CDs are fine things for listening to and archiving, but they're bulky. Think of all the shelf space you could free up if that digital music resided on one little hard drive rather than hundreds of boxed-up plastic discs. It's a commitment, but putting all your music on a computer has advantages besides space savings.

First and foremost, building a media server gives you access to all of your tunes from anywhere in your house. You'll be able to search for songs and play them back whether you're in your kitchen, living room or your home office, regardless of where in your home your media server sits. If you're extra savvy, you can also set up your server to be accessible over the internet.

What You'll Need

  • A computer with lots of hard drive space
  • A local area network, preferrably wireless
  • A Squeezebox or similar music player, like a Roku (optional)

How To Proceed

1. Allocate space

The first step is to set aside a big chunk of storage space for your music files. You may want to dedicate an entire hard drive to this purpose. If it's an external hard drive, it can travel with you; but with the right server software, that's unnecessary. Because the file formats we'll be using are standard, you can make decisions about the software later.

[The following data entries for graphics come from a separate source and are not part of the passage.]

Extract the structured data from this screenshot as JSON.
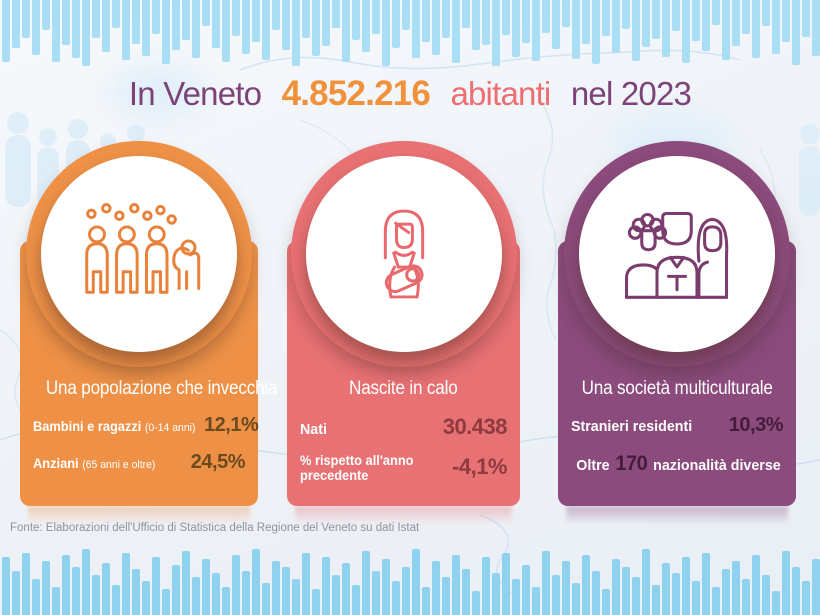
{
  "title": {
    "prefix": "In Veneto",
    "population": "4.852.216",
    "middle": "abitanti",
    "suffix": "nel 2023"
  },
  "cards": [
    {
      "id": "aging-population",
      "icon": "aging-population-icon",
      "color": "#EE9147",
      "icon_color": "#E8823B",
      "value_color": "#6B4A1E",
      "title": "Una popolazione che invecchia",
      "rows": [
        {
          "label": "Bambini e ragazzi",
          "note": "(0-14 anni)",
          "value": "12,1%"
        },
        {
          "label": "Anziani",
          "note": "(65 anni e oltre)",
          "value": "24,5%"
        }
      ]
    },
    {
      "id": "births-decline",
      "icon": "mother-baby-icon",
      "color": "#E87173",
      "icon_color": "#E8696E",
      "value_color": "#8E3B40",
      "title": "Nascite in calo",
      "rows": [
        {
          "label": "Nati",
          "note": "",
          "value": "30.438"
        },
        {
          "label": "% rispetto all'anno precedente",
          "note": "",
          "value": "-4,1%"
        }
      ]
    },
    {
      "id": "multicultural-society",
      "icon": "diverse-people-icon",
      "color": "#8B4B7C",
      "icon_color": "#7B3D6E",
      "value_color": "#451C3C",
      "title": "Una società multiculturale",
      "rows": [
        {
          "label": "Stranieri residenti",
          "note": "",
          "value": "10,3%"
        }
      ],
      "highlight": {
        "prefix": "Oltre",
        "number": "170",
        "suffix": "nazionalità diverse"
      }
    }
  ],
  "footer": {
    "source": "Fonte: Elaborazioni dell'Ufficio di Statistica della Regione del Veneto su dati Istat"
  },
  "colors": {
    "title-purple": "#7C4379",
    "title-orange": "#F0923B",
    "title-pink": "#EC7072",
    "footer-gray": "#8E939B",
    "map-line": "#C3D9EF",
    "silhouette": "#DAECF8"
  },
  "decoration": {
    "bar_color_top": "#A9DEF4",
    "bar_color_bottom": "#8FD2EF",
    "top_bars": [
      62,
      48,
      38,
      55,
      30,
      62,
      45,
      58,
      66,
      38,
      52,
      28,
      60,
      44,
      56,
      34,
      64,
      50,
      40,
      58,
      26,
      48,
      62,
      36,
      54,
      42,
      60,
      30,
      50,
      66,
      38,
      56,
      46,
      28,
      62,
      40,
      52,
      34,
      66,
      48,
      30,
      58,
      42,
      55,
      38,
      63,
      28,
      50,
      45,
      66,
      35,
      57,
      43,
      61,
      33,
      49,
      27,
      59,
      44,
      64,
      36,
      53,
      29,
      61,
      47,
      39,
      57,
      31,
      63,
      41,
      51,
      25,
      60,
      46,
      34,
      58,
      26,
      54,
      42,
      65,
      37,
      56
    ],
    "bottom_bars": [
      58,
      44,
      62,
      36,
      54,
      28,
      60,
      48,
      66,
      40,
      52,
      30,
      62,
      46,
      34,
      58,
      26,
      50,
      64,
      38,
      56,
      42,
      28,
      60,
      44,
      66,
      32,
      54,
      48,
      36,
      62,
      26,
      58,
      40,
      52,
      30,
      64,
      44,
      56,
      34,
      48,
      66,
      28,
      54,
      38,
      60,
      46,
      24,
      58,
      42,
      62,
      36,
      50,
      28,
      64,
      40,
      54,
      32,
      60,
      44,
      26,
      56,
      48,
      38,
      66,
      30,
      52,
      42,
      58,
      34,
      62,
      28,
      46,
      54,
      36,
      60,
      40,
      24,
      64,
      48,
      34,
      56
    ]
  }
}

Tip: Go big. Set up a system you can keep filling for years to come. Dedicate 500GB or more. Or, if you want to spend a little more, get a storage system that's easy to use and to upgrade like a Drobo.

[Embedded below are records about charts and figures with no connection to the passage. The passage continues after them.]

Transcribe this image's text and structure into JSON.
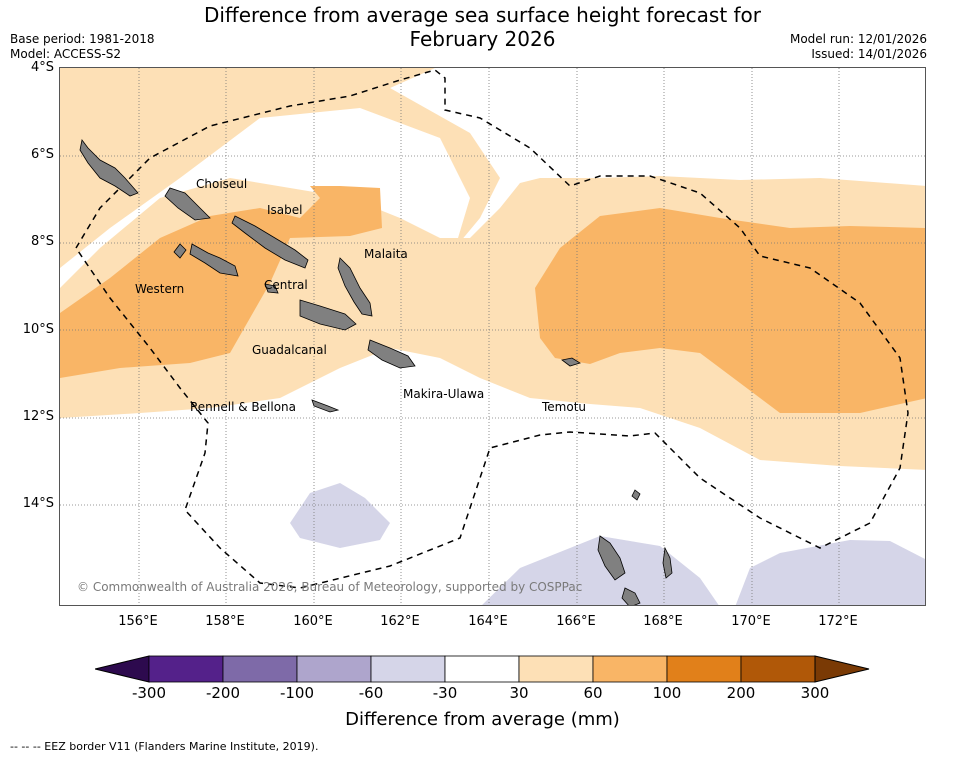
{
  "header": {
    "title_line1": "Difference from average sea surface height forecast for",
    "title_line2": "February 2026",
    "base_period": "Base period: 1981-2018",
    "model": "Model: ACCESS-S2",
    "model_run": "Model run: 12/01/2026",
    "issued": "Issued: 14/01/2026"
  },
  "map": {
    "lat_labels": [
      "4°S",
      "6°S",
      "8°S",
      "10°S",
      "12°S",
      "14°S"
    ],
    "lon_labels": [
      "156°E",
      "158°E",
      "160°E",
      "162°E",
      "164°E",
      "166°E",
      "168°E",
      "170°E",
      "172°E"
    ],
    "places": {
      "choiseul": "Choiseul",
      "isabel": "Isabel",
      "malaita": "Malaita",
      "western": "Western",
      "central": "Central",
      "guadalcanal": "Guadalcanal",
      "makira": "Makira-Ulawa",
      "rennell": "Rennell & Bellona",
      "temotu": "Temotu"
    },
    "copyright": "© Commonwealth of Australia 2026, Bureau of Meteorology, supported by COSPPac"
  },
  "colorbar": {
    "ticks": [
      "-300",
      "-200",
      "-100",
      "-60",
      "-30",
      "30",
      "60",
      "100",
      "200",
      "300"
    ],
    "colors": [
      "#2d0a4e",
      "#54218a",
      "#7e6aa8",
      "#aea5cc",
      "#d5d5e8",
      "#ffffff",
      "#fde0b6",
      "#f9b566",
      "#e1801a",
      "#b05808",
      "#7a3a05"
    ],
    "title": "Difference from average (mm)"
  },
  "legend": {
    "eez_note": "--  --  -- EEZ border V11 (Flanders Marine Institute, 2019)."
  }
}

2. Choose an encoding format

MP3 is the most famous format for encoding music, and as such its advantage is that it can be played on pretty much every player in the universe. But it's neither the best-sounding nor the most compact. FLAC files are losslessly compressed, meaning they sound exactly as good as the CDs they come from (and indeed CDs can be reconstructed exactly from FLAC files), but they take up much more storage space than MP3s do.

Which you choose depends on your needs. If you choose MP3 (or Ogg, or another lossy encoding format) you also need to decide on a bitrate. The bitrate determines the amount of music information that gets captured when you rip your music to a digital file (in the next step). The higher the bitrate, the better the sound, but the bigger the file. Make these important decisions before you commit your entire music library to a format you don't like.

Tip: Again, think as big as possible. Better to rip at a higher bitrate now while sacrificing some hard drive space than be stuck with lower-quality music files down the road.

3. Rip the music

Exact Audio Copy on Windows

This is the time-consuming part. The most convenient tools are the hands-off ones that allow you to just put in a CD, wait for it to be ripped, encoded, and tagged, then just take it out and put in another.

On Linux, abcde is very good. On Windows, Exact Audio Copy is highly recommended. On Macs, you can use iTunes if you fine-tune its encoding preferences, but xACT is much better.

Each CD takes several minutes to rip. Afterward, you may need to correct the tags with a tool like Picard. The easiest approach may be to pay a neighborhood teenager to feed the discs into your computer one by one.

4. Serve it

Armed with a ton of digital music on your hard drive, serve that music on up.

Install the free SqueezeCenter software on your music server and stream away. You can stream to any computer on your network either through the browser or using software like iTunes or Winamp.

For serving music elsewhere in your home, a Squeezebox is a great tool -- it hooks up to any stereo, where it's controllable by a computer or by a remote. It's a financial investment, but the sound is great, and it can do lots of very cool things, from smart analysis and mixing, to on-the-fly correction for the acoustic quirks of your listening room.

You can also serve your music around your network using iTunes. The application, a free download from Apple, has local library sharing built in. Just set up iTunes on your server and enable sharing in the application's Preferences. Your library will show up wherever else iTunes is running on your LAN -- look under the "Shared" menu in your sources list.

One of Jinzora's many available skins
Serving your music over the internet is a bit more complicated, since it will require you to tweak your broadband router a little bit. There are many ways to do it, none of them too difficult. You can serve music over the web if your computer is set up to run as a web server. If it's not, install Apache and PHP (all-in-one installers exist for Windows and Mac OS X) then download and install Jinzora, a free application that indexes all your music and makes it available through a web browser.